Corporate cowardice, indeed. (Although this description could be extended to cover places like schools, which are really just government-run corporations anyway.)

And Minogue is absolutely spot-on in saying that these exercises in irresponsibility by people who choose of their own free will to be offended need to be held up to the light and exposed for what they are. It is not that the comments that offend them are insensitive (although, undoubtedly, a few of them are); it is rather that these people, in demonstrating their outrage over such comments, show themselves for what they are: stupid. (This is not to say, by the way, that the people making these supposedly offensive comments in the first place aren't stupid as well, since stupidity doesn't appear to be a zero-sum game. But stupidity, as we all know, isn't automatically the same thing as insensitivity. It also isn't a crime, for which we can all be grateful.)

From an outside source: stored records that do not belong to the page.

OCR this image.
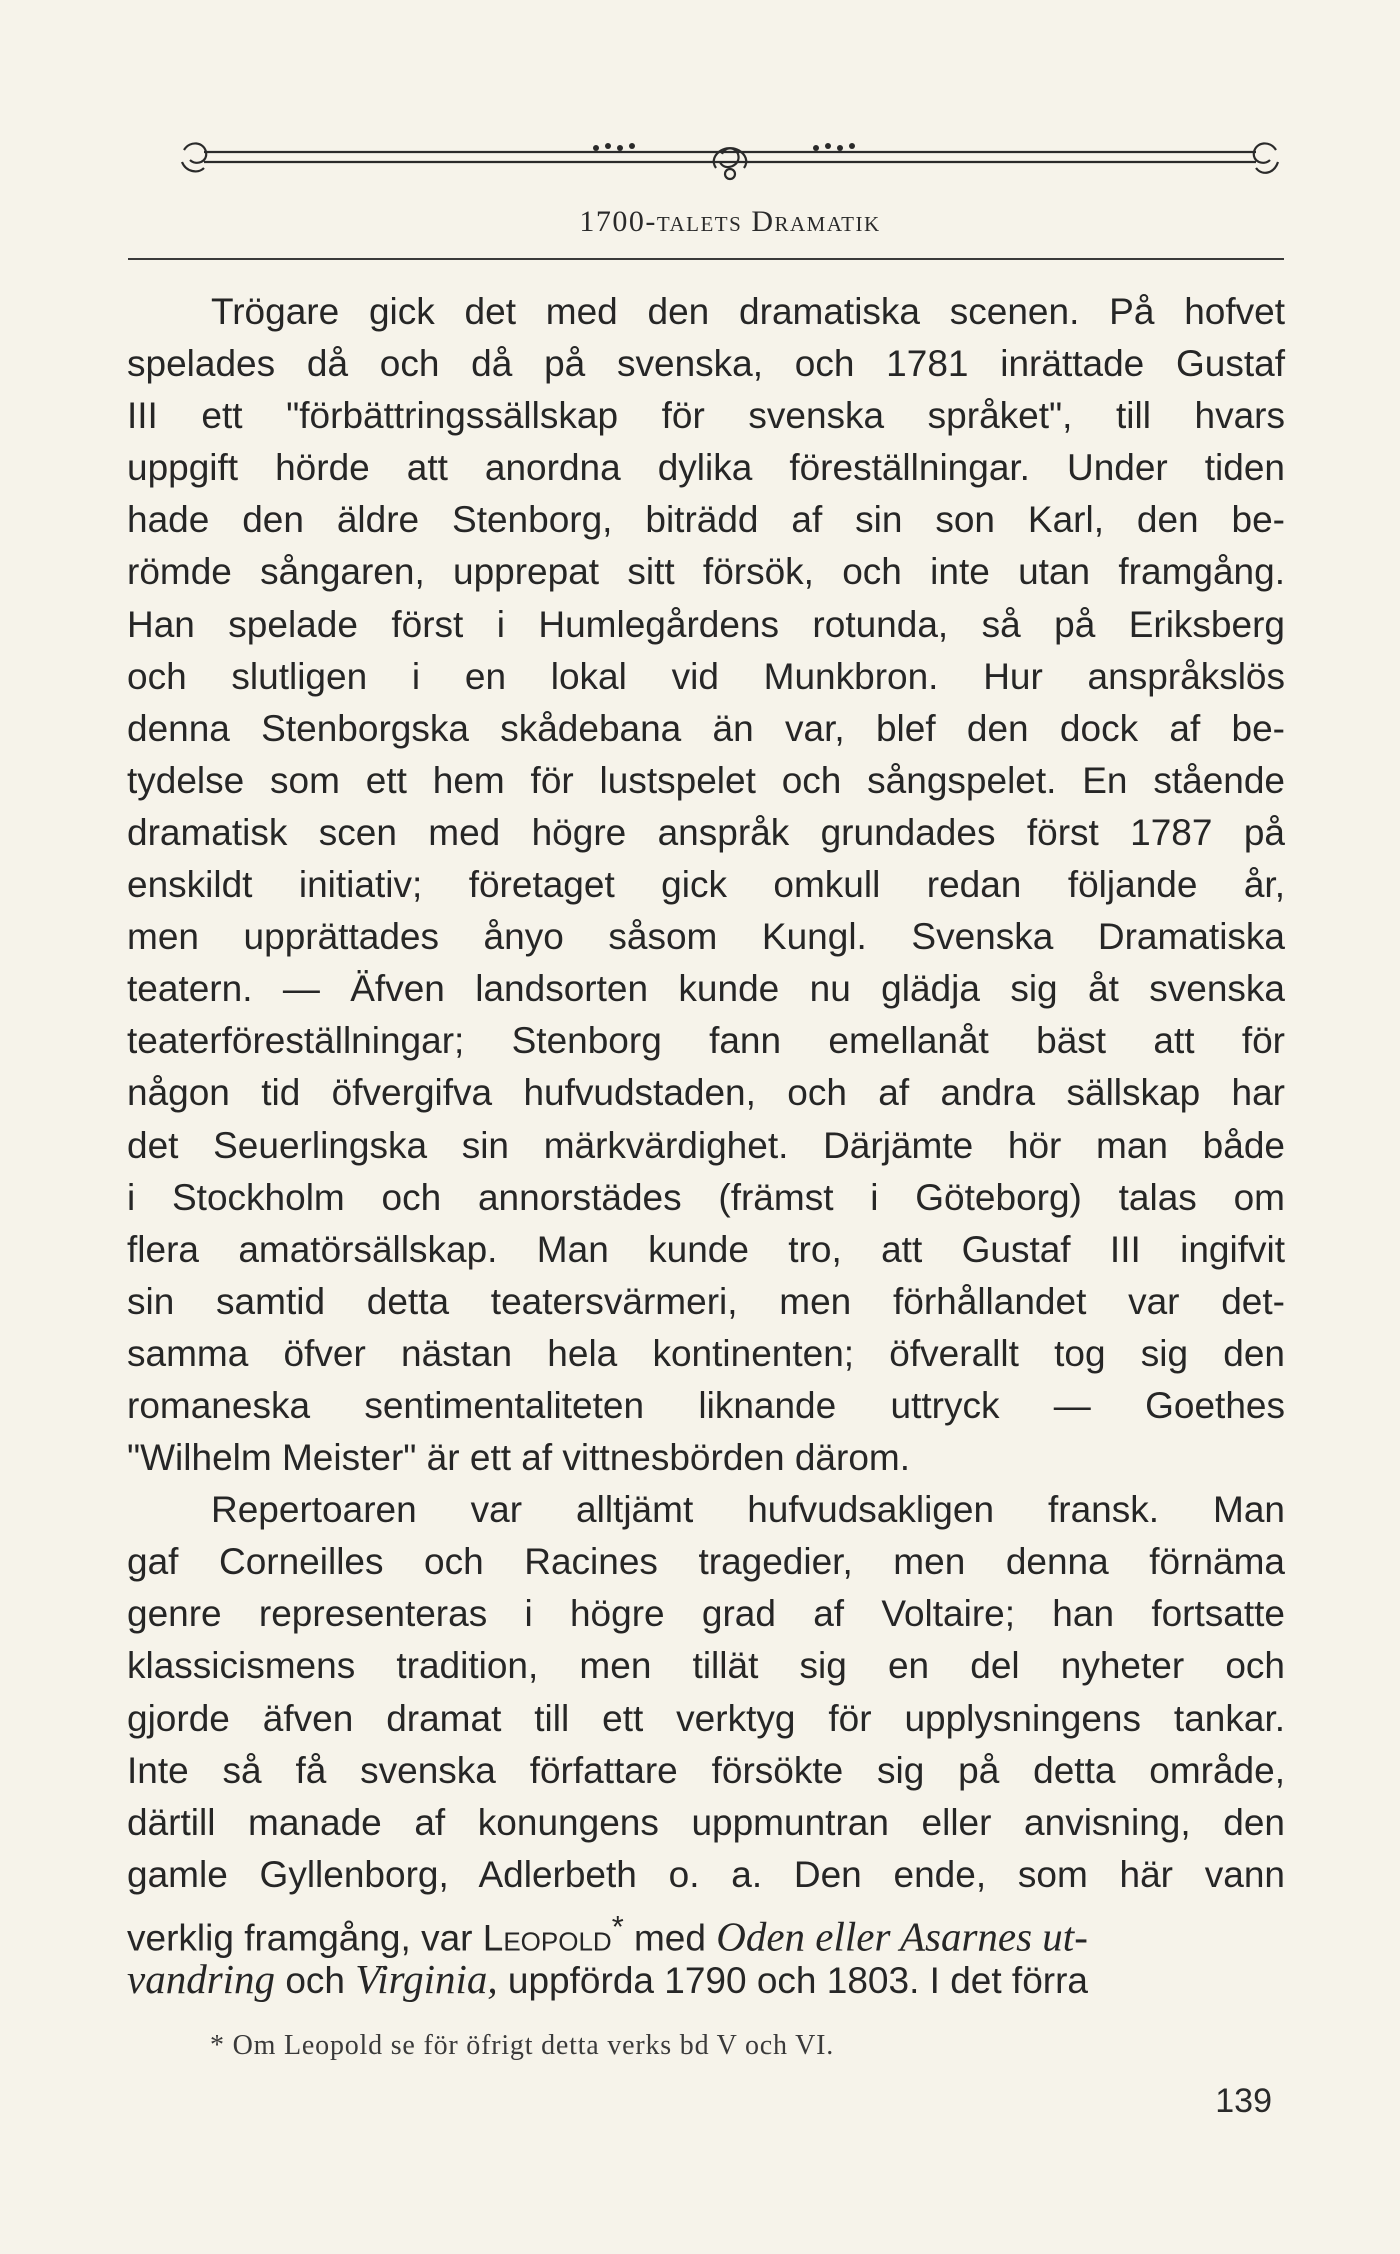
1700-talets Dramatik
Trögare gick det med den dramatiska scenen. På hofvet
spelades då och då på svenska, och 1781 inrättade Gustaf
III ett "förbättringssällskap för svenska språket", till hvars
uppgift hörde att anordna dylika föreställningar. Under tiden
hade den äldre Stenborg, biträdd af sin son Karl, den be-
römde sångaren, upprepat sitt försök, och inte utan framgång.
Han spelade först i Humlegårdens rotunda, så på Eriksberg
och slutligen i en lokal vid Munkbron. Hur anspråkslös
denna Stenborgska skådebana än var, blef den dock af be-
tydelse som ett hem för lustspelet och sångspelet. En stående
dramatisk scen med högre anspråk grundades först 1787 på
enskildt initiativ; företaget gick omkull redan följande år,
men upprättades ånyo såsom Kungl. Svenska Dramatiska
teatern. — Äfven landsorten kunde nu glädja sig åt svenska
teaterföreställningar; Stenborg fann emellanåt bäst att för
någon tid öfvergifva hufvudstaden, och af andra sällskap har
det Seuerlingska sin märkvärdighet. Därjämte hör man både
i Stockholm och annorstädes (främst i Göteborg) talas om
flera amatörsällskap. Man kunde tro, att Gustaf III ingifvit
sin samtid detta teatersvärmeri, men förhållandet var det-
samma öfver nästan hela kontinenten; öfverallt tog sig den
romaneska sentimentaliteten liknande uttryck — Goethes
"Wilhelm Meister" är ett af vittnesbörden därom.
Repertoaren var alltjämt hufvudsakligen fransk. Man
gaf Corneilles och Racines tragedier, men denna förnäma
genre representeras i högre grad af Voltaire; han fortsatte
klassicismens tradition, men tillät sig en del nyheter och
gjorde äfven dramat till ett verktyg för upplysningens tankar.
Inte så få svenska författare försökte sig på detta område,
därtill manade af konungens uppmuntran eller anvisning, den
gamle Gyllenborg, Adlerbeth o. a. Den ende, som här vann
verklig framgång, var Leopold* med Oden eller Asarnes ut-
vandring och Virginia, uppförda 1790 och 1803. I det förra
* Om Leopold se för öfrigt detta verks bd V och VI.
139
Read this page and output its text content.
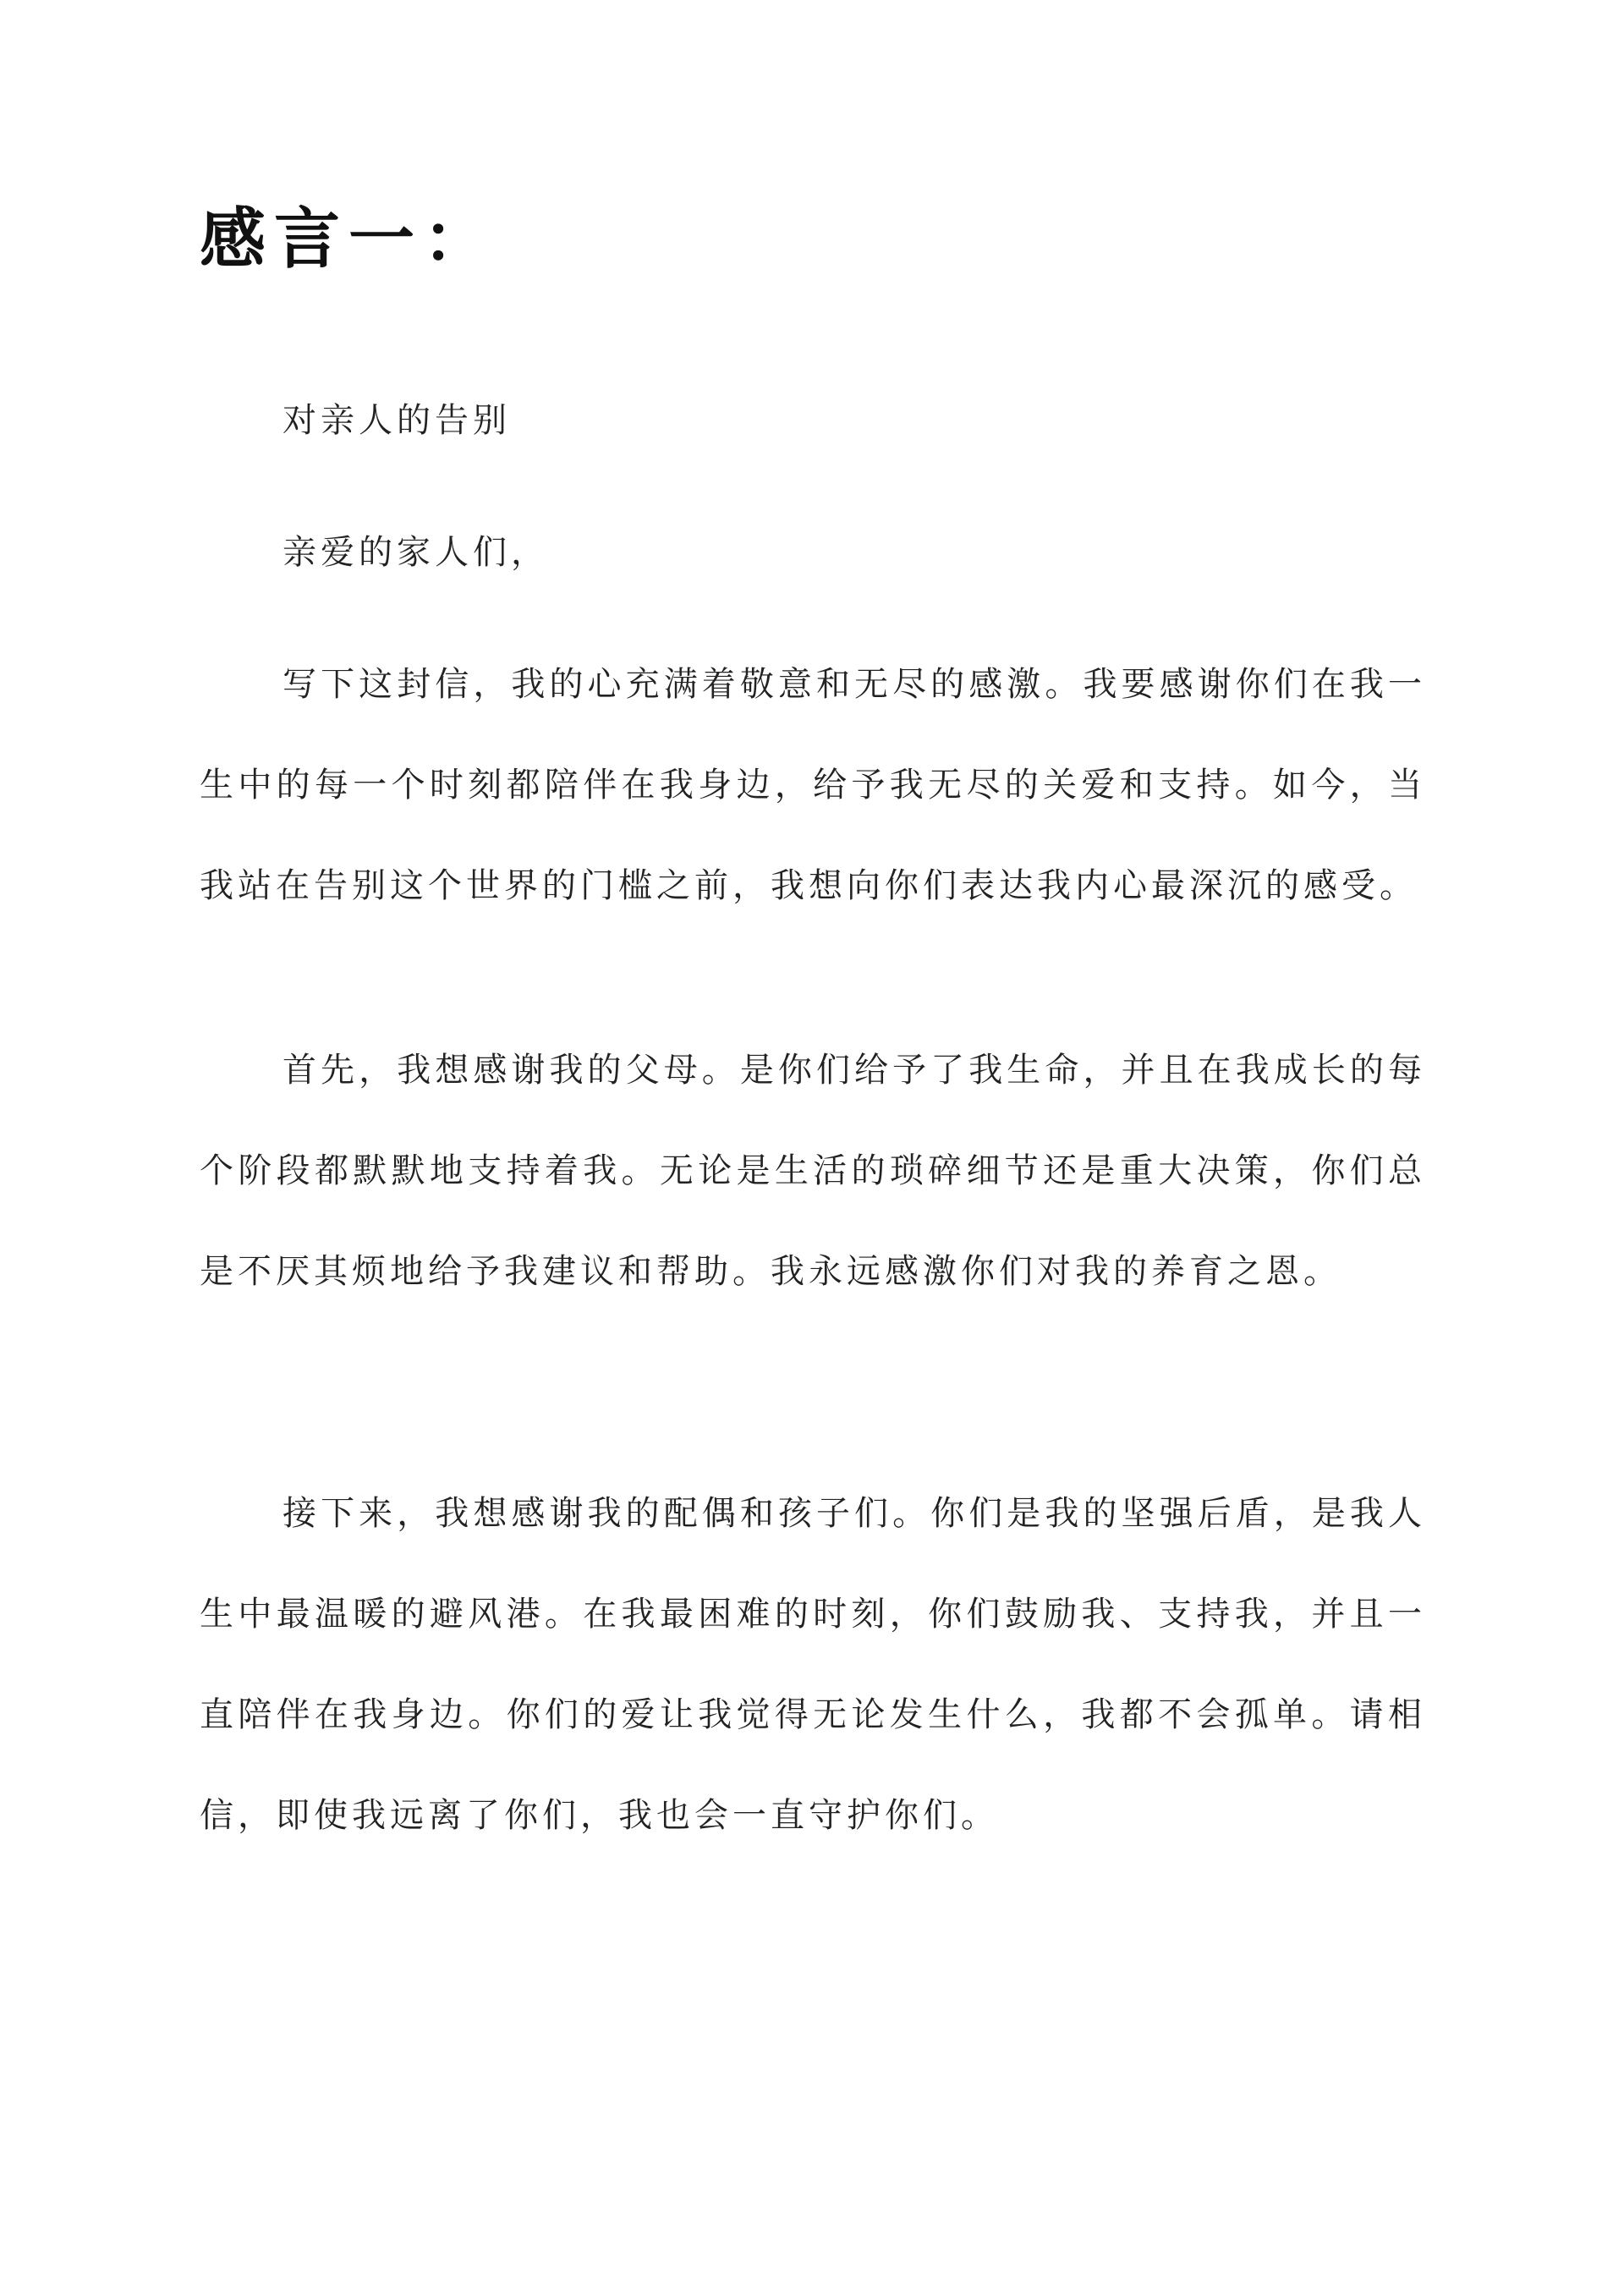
感言一：

对亲人的告别

亲爱的家人们，

写下这封信，我的心充满着敬意和无尽的感激。我要感谢你们在我一生中的每一个时刻都陪伴在我身边，给予我无尽的关爱和支持。如今，当我站在告别这个世界的门槛之前，我想向你们表达我内心最深沉的感受。

首先，我想感谢我的父母。是你们给予了我生命，并且在我成长的每个阶段都默默地支持着我。无论是生活的琐碎细节还是重大决策，你们总是不厌其烦地给予我建议和帮助。我永远感激你们对我的养育之恩。

接下来，我想感谢我的配偶和孩子们。你们是我的坚强后盾，是我人生中最温暖的避风港。在我最困难的时刻，你们鼓励我、支持我，并且一直陪伴在我身边。你们的爱让我觉得无论发生什么，我都不会孤单。请相信，即使我远离了你们，我也会一直守护你们。
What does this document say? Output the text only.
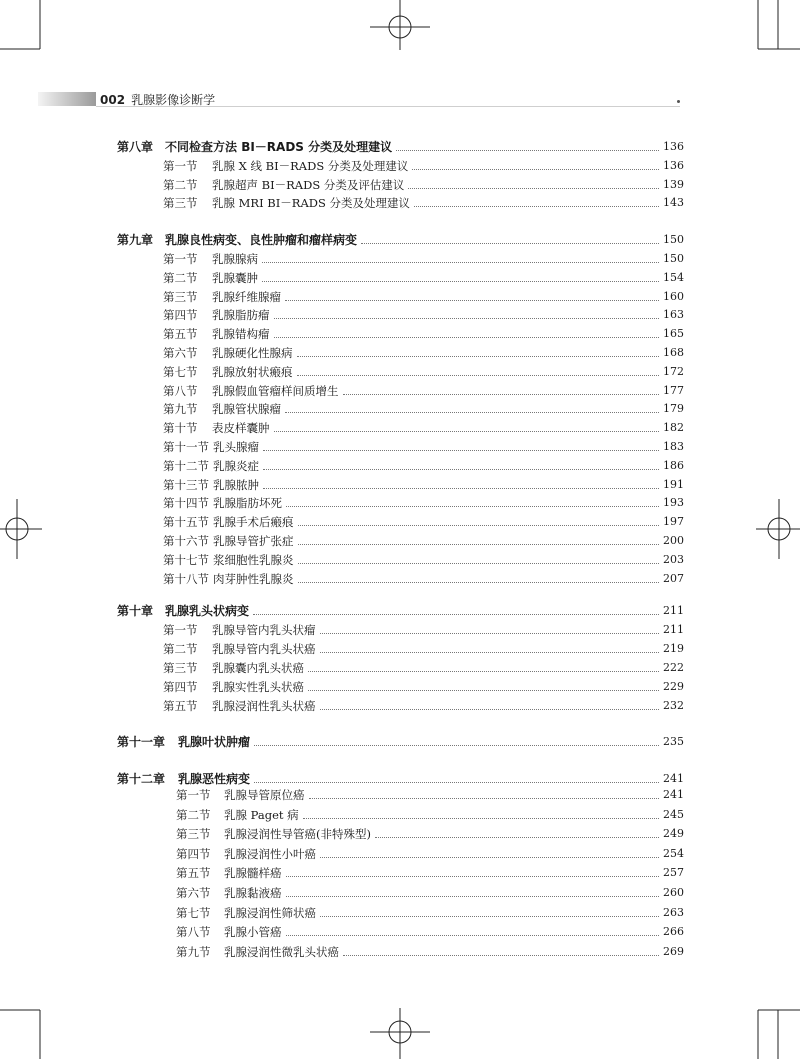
002 乳腺影像诊断学
第八章 不同检查方法 BI－RADS 分类及处理建议	136
第一节 乳腺 X 线 BI－RADS 分类及处理建议	136
第二节 乳腺超声 BI－RADS 分类及评估建议	139
第三节 乳腺 MRI BI－RADS 分类及处理建议	143
第九章 乳腺良性病变、良性肿瘤和瘤样病变	150
第一节 乳腺腺病	150
第二节 乳腺囊肿	154
第三节 乳腺纤维腺瘤	160
第四节 乳腺脂肪瘤	163
第五节 乳腺错构瘤	165
第六节 乳腺硬化性腺病	168
第七节 乳腺放射状瘢痕	172
第八节 乳腺假血管瘤样间质增生	177
第九节 乳腺管状腺瘤	179
第十节 表皮样囊肿	182
第十一节 乳头腺瘤	183
第十二节 乳腺炎症	186
第十三节 乳腺脓肿	191
第十四节 乳腺脂肪坏死	193
第十五节 乳腺手术后瘢痕	197
第十六节 乳腺导管扩张症	200
第十七节 浆细胞性乳腺炎	203
第十八节 肉芽肿性乳腺炎	207
第十章 乳腺乳头状病变	211
第一节 乳腺导管内乳头状瘤	211
第二节 乳腺导管内乳头状癌	219
第三节 乳腺囊内乳头状癌	222
第四节 乳腺实性乳头状癌	229
第五节 乳腺浸润性乳头状癌	232
第十一章 乳腺叶状肿瘤	235
第十二章 乳腺恶性病变	241
第一节 乳腺导管原位癌	241
第二节 乳腺 Paget 病	245
第三节 乳腺浸润性导管癌(非特殊型)	249
第四节 乳腺浸润性小叶癌	254
第五节 乳腺髓样癌	257
第六节 乳腺黏液癌	260
第七节 乳腺浸润性筛状癌	263
第八节 乳腺小管癌	266
第九节 乳腺浸润性微乳头状癌	269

Take the Tiger Woods flap, for instance. Now, Al Sharpton, whatever else he might be, is not stupid. He's a rabble-rouser and a demagogue and a number of other things, but he's definitely not stupid; he knows exactly what he's doing. It's the people who fall for his shtick who are stupid. What is particularly despicible about the whole thing is that there are things that are offensive and need to be condemned. (Piss Christ, for example) And yet people like Sharpton agitate on things that are completely unimportant, purely for their own gain. Their cast of hangers-on enable them, and the stupid legions out there fall right into line, parroting Sharpton's blather - just as he knew they would. So words become crimes, thoughts become suspect, anyone with a mind to think and a mouth with which to express those thoughts becomes a potential fugitive from the Thought Police. Think that's an exaggeration? Ask Mark Steyn.

Minogue entitled his article, "Freedom's Collapse," and I agree. As much as I worry about hte loss of freedom, however, I'm equally concerned about the loss of the ability to think. There are plenty of people out there with whom I disagree, but I respect their intelligence and enjoy their company because they're smart people (who just happen to be wrong). But there's just no way you can respect the kind of stupidity that emerges from this morass. It signals an end not only to freedom of speech, but intelligent discourse as well.

We should take Minogue's advice and point out these incidents whenever and wherever they occur, and do it fearlessly. You know, it might even be fun - just think of it as a game, like Pin the Tail on the Donkey. And why not? There is, after all, no shortage of asses out there.